In Cina l’indice CSI 300 dei listini di Shanghai e Shenzhen +1,3% al massimi dal 2021. Hang Seng di Hong Kong -0,7%. Taiex di Taipei +0,3%. In Cina i prezzi alla produzione sono aumentati del 2,8% in aprile, il primo rialzo in oltre tre anni, e i prezzi al consumo sono cresciuti dell’1,2%, superando le aspettative a causa dell’aumento dei costi del carburante.

Si apprezza lo yen, a 157,5 su dollaro. Il mercato valutario sarà al centro dell’incontro tra il segretario al Tesoro statunitense Scott Bessent e il primo ministro Takaichi, il ministro delle Finanze Katayama e altri esponenti del governo. Il dollaro mantiene al momento il suo ruolo di riserva di liquidità durante gli eventi di rischio. L’euro è sceso dello 0,28% a 1,1754 dollari. Al contrario l’oro non viene più considerato bene rifugio. Oggi è in calo dello 0,5% a 4.690 dollari l’oncia.
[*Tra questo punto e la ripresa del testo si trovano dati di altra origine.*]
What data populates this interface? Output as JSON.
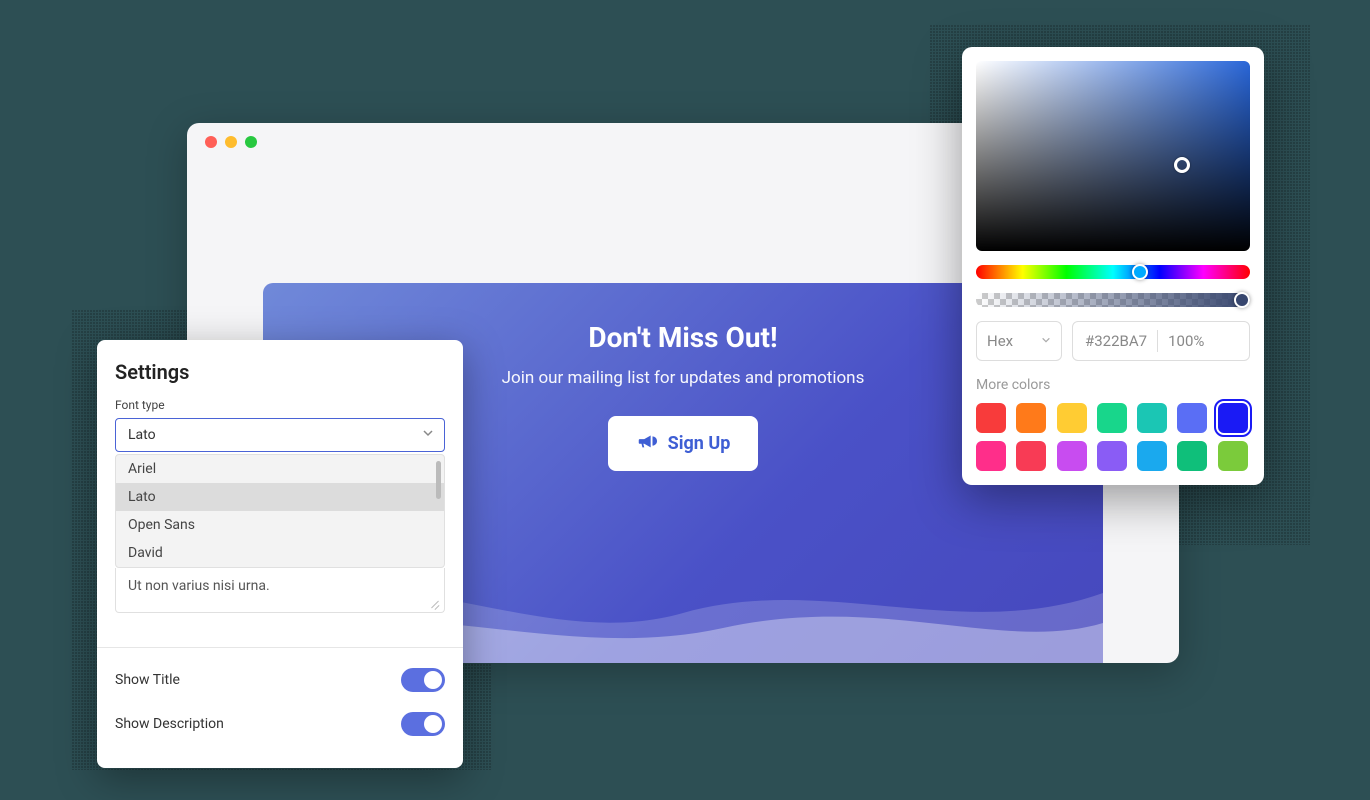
{
  "hero": {
    "title": "Don't Miss Out!",
    "subtitle": "Join our mailing list for updates and promotions",
    "cta_label": "Sign Up"
  },
  "settings": {
    "title": "Settings",
    "font_label": "Font type",
    "font_selected": "Lato",
    "font_options": [
      "Ariel",
      "Lato",
      "Open Sans",
      "David"
    ],
    "textarea_value": "Ut non varius nisi urna.",
    "show_title_label": "Show Title",
    "show_title_on": true,
    "show_description_label": "Show Description",
    "show_description_on": true
  },
  "picker": {
    "mode": "Hex",
    "hex": "#322BA7",
    "opacity": "100%",
    "more_colors_label": "More colors",
    "swatches_row1": [
      "#f83b3b",
      "#ff7a1a",
      "#ffcc33",
      "#18d68b",
      "#1bc6b4",
      "#5a6ef5",
      "#1a1af5"
    ],
    "swatches_row2": [
      "#ff2e8a",
      "#f83b55",
      "#c84cf0",
      "#8a5cf5",
      "#1aa9ee",
      "#0fbf7a",
      "#7bcb3b"
    ],
    "selected_swatch_index": 6
  }
}
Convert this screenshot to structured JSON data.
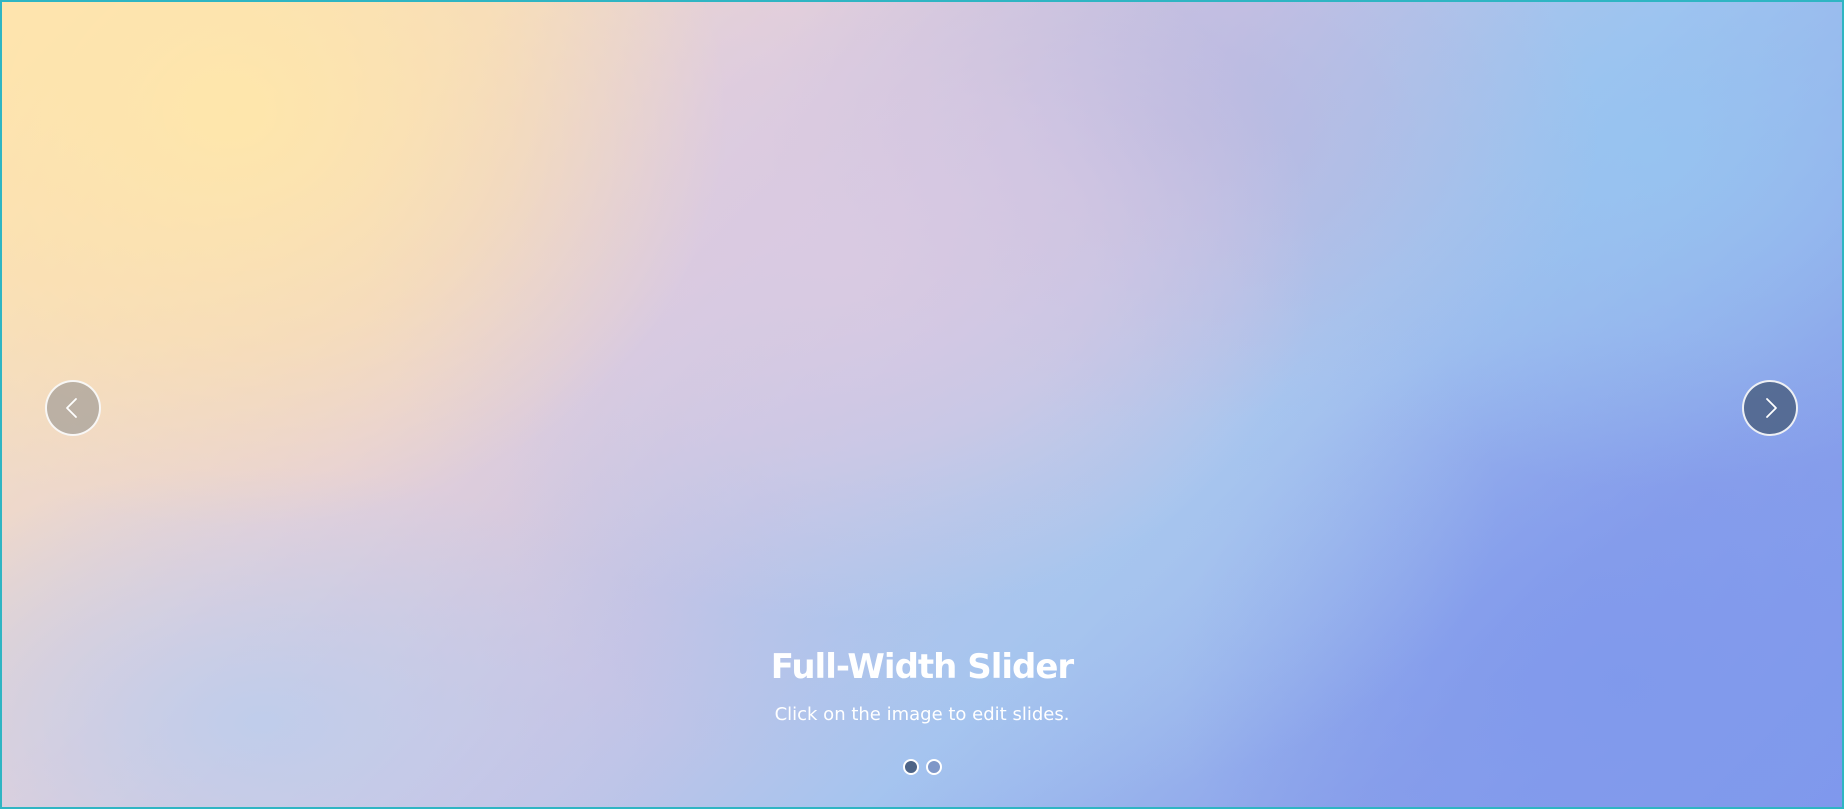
{
  "slider": {
    "title": "Full-Width Slider",
    "subtitle": "Click on the image to edit slides.",
    "prev_icon": "chevron-left-icon",
    "next_icon": "chevron-right-icon",
    "slide_count": 2,
    "active_slide": 1,
    "colors": {
      "frame_border": "#2fb5c3",
      "prev_button": "#8c8c8c",
      "next_button": "#50668c",
      "dot_active": "#4d6487",
      "dot_inactive": "#7f97c8"
    }
  }
}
Borse europee viste aprire poco variate. A Piazza Affari occhi a Intesa Sanpaolo e Tenaris

I mercati europei dovrebbero aprire sulla parità. Future sull’Euro Stoxx 50 +0,1%.

Banca Mediolanum – Massimo Doris conferma l’assenza di interesse per operazioni di M&A e sottolinea i benefici derivanti dall’attuale consolidamento del settore bancario. Oggi e domani si svolgerà la convention nazionale a Torino.
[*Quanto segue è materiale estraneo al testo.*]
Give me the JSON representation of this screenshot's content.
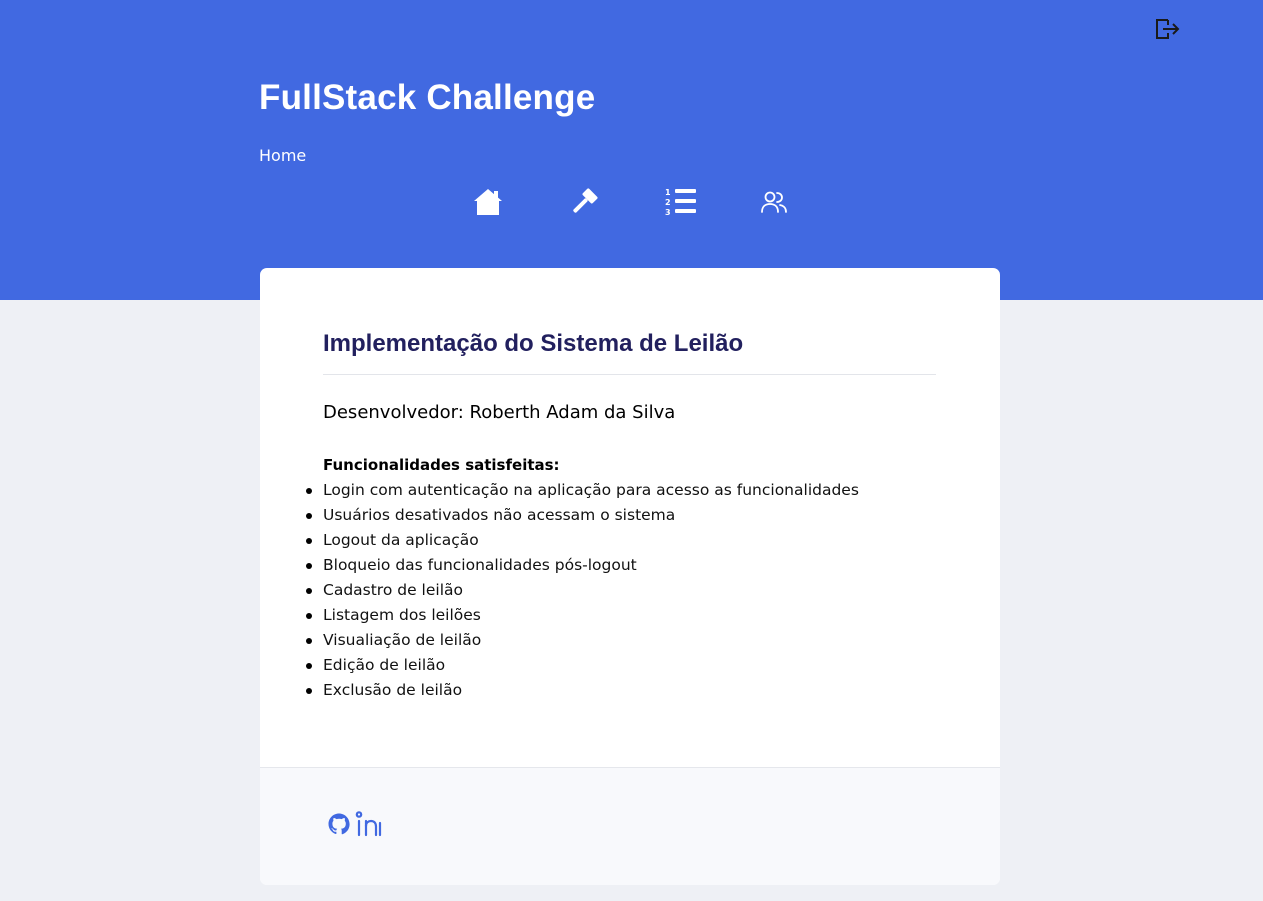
{
  "header": {
    "app_title": "FullStack Challenge",
    "breadcrumb": "Home",
    "logout_icon": "logout-icon",
    "nav": [
      {
        "icon": "home-icon"
      },
      {
        "icon": "gavel-icon"
      },
      {
        "icon": "ordered-list-icon"
      },
      {
        "icon": "users-icon"
      }
    ]
  },
  "card": {
    "title": "Implementação do Sistema de Leilão",
    "developer": "Desenvolvedor: Roberth Adam da Silva",
    "features_heading": "Funcionalidades satisfeitas:",
    "features": [
      "Login com autenticação na aplicação para acesso as funcionalidades",
      "Usuários desativados não acessam o sistema",
      "Logout da aplicação",
      "Bloqueio das funcionalidades pós-logout",
      "Cadastro de leilão",
      "Listagem dos leilões",
      "Visualiação de leilão",
      "Edição de leilão",
      "Exclusão de leilão"
    ]
  },
  "footer": {
    "links": [
      {
        "icon": "github-icon"
      },
      {
        "icon": "linkedin-icon"
      }
    ]
  },
  "colors": {
    "header_bg": "#4169e1",
    "page_bg": "#eef0f5",
    "title_color": "#22205e",
    "icon_accent": "#4169e1"
  }
}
Diasorin – Ha chiuso il primo trimestre con ricavi pari a 287 milioni di euro, -3% a cambi costanti, e ha confermato la guidance per il 2026. L’Ebitda rettificato è diminuito del 13% a 90 milioni di euro, margine al 31%.
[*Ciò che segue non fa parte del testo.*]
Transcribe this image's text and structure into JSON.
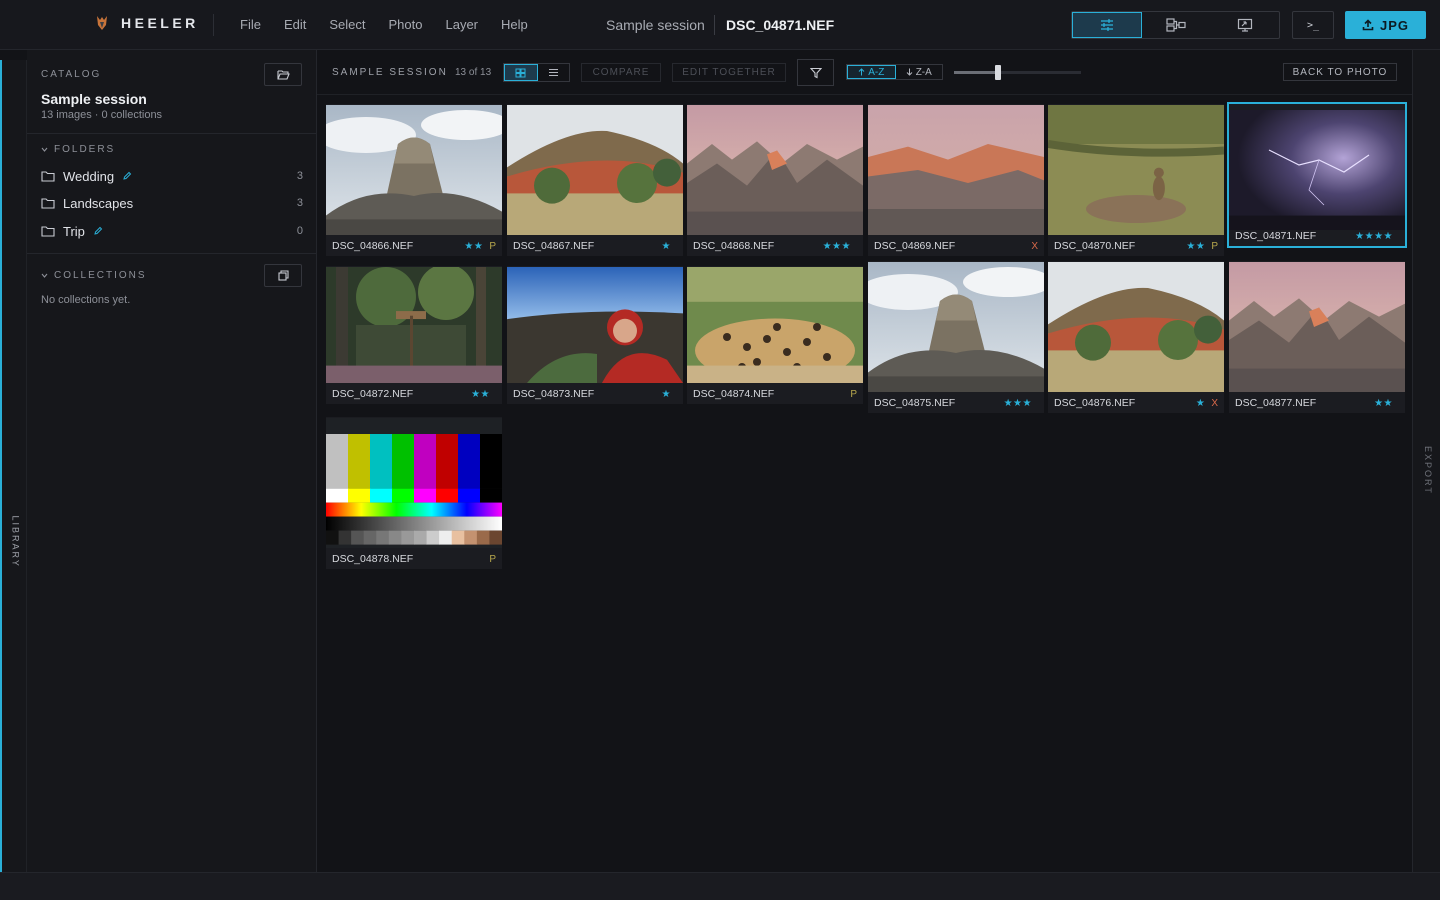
{
  "app": {
    "name": "HEELER"
  },
  "menu": [
    "File",
    "Edit",
    "Select",
    "Photo",
    "Layer",
    "Help"
  ],
  "header": {
    "session": "Sample session",
    "file": "DSC_04871.NEF",
    "export_label": "JPG",
    "terminal": ">_"
  },
  "left_panel": {
    "label": "LIBRARY"
  },
  "right_panel": {
    "label": "EXPORT"
  },
  "catalog": {
    "label": "CATALOG",
    "name": "Sample session",
    "summary": "13 images · 0 collections"
  },
  "folders": {
    "label": "FOLDERS",
    "items": [
      {
        "name": "Wedding",
        "count": "3",
        "editable": true
      },
      {
        "name": "Landscapes",
        "count": "3",
        "editable": false
      },
      {
        "name": "Trip",
        "count": "0",
        "editable": true
      }
    ]
  },
  "collections": {
    "label": "COLLECTIONS",
    "empty": "No collections yet."
  },
  "toolbar": {
    "title": "SAMPLE SESSION",
    "count": "13 of 13",
    "compare": "COMPARE",
    "edit_together": "EDIT TOGETHER",
    "sort_asc": "A-Z",
    "sort_desc": "Z-A",
    "back": "BACK TO PHOTO",
    "zoom_level": 0.35
  },
  "colors": {
    "accent": "#2ab0d8",
    "pick": "#b8a84d",
    "reject": "#d9694a"
  },
  "photos": [
    {
      "name": "DSC_04866.NEF",
      "stars": "★★",
      "flag": "P",
      "scene": "tower"
    },
    {
      "name": "DSC_04867.NEF",
      "stars": "★",
      "flag": "",
      "scene": "redhill"
    },
    {
      "name": "DSC_04868.NEF",
      "stars": "★★★",
      "flag": "",
      "scene": "badlands"
    },
    {
      "name": "DSC_04869.NEF",
      "stars": "",
      "flag": "X",
      "scene": "badlands2"
    },
    {
      "name": "DSC_04870.NEF",
      "stars": "★★",
      "flag": "P",
      "scene": "prairie"
    },
    {
      "name": "DSC_04871.NEF",
      "stars": "★★★★",
      "flag": "",
      "scene": "storm"
    },
    {
      "name": "DSC_04872.NEF",
      "stars": "★★",
      "flag": "",
      "scene": "forest"
    },
    {
      "name": "DSC_04873.NEF",
      "stars": "★",
      "flag": "",
      "scene": "selfie"
    },
    {
      "name": "DSC_04874.NEF",
      "stars": "",
      "flag": "P",
      "scene": "leopard"
    },
    {
      "name": "DSC_04875.NEF",
      "stars": "★★★",
      "flag": "",
      "scene": "tower"
    },
    {
      "name": "DSC_04876.NEF",
      "stars": "★",
      "flag": "X",
      "scene": "redhill"
    },
    {
      "name": "DSC_04877.NEF",
      "stars": "★★",
      "flag": "",
      "scene": "badlands"
    },
    {
      "name": "DSC_04878.NEF",
      "stars": "",
      "flag": "P",
      "scene": "bars"
    }
  ]
}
Intesa Sanpaolo – Dati i vincoli antitrust, Intesa non può pensare a un M&A sulla compagnia assicurativa. Lo ha dichiarato l’AD Carlo Messina. I risultati trimestrali hanno visto un record dell’utile netto e delle commissioni. La banca ha confermato l’outlook 2026. Morgan Stanley ha abbassato la raccomandazione a Equalweight da Overweight su Intesa Sanpaolo -portando il target price a 6,60 euro, dai 6,80 euro precedenti.

Snam – Ha concordato con 24 banche alcune modifiche alle linee di credito che portano il tetto a 5,1 miliardi da 4 miliardi ed estendono la scadenza per il rimborso. Lo ha scritto Il Messaggero.

Tenaris – Ha acquisito la totalità di Artrom Steel Tubes, produttore rumeno di tubature in acciaio, per 86 milioni di euro.

Cnh – Goldman Sachs ha abbassato il rating a Neutral da Buy.

Maire – BNP ha abbassato il rating da Outperform a Neutral.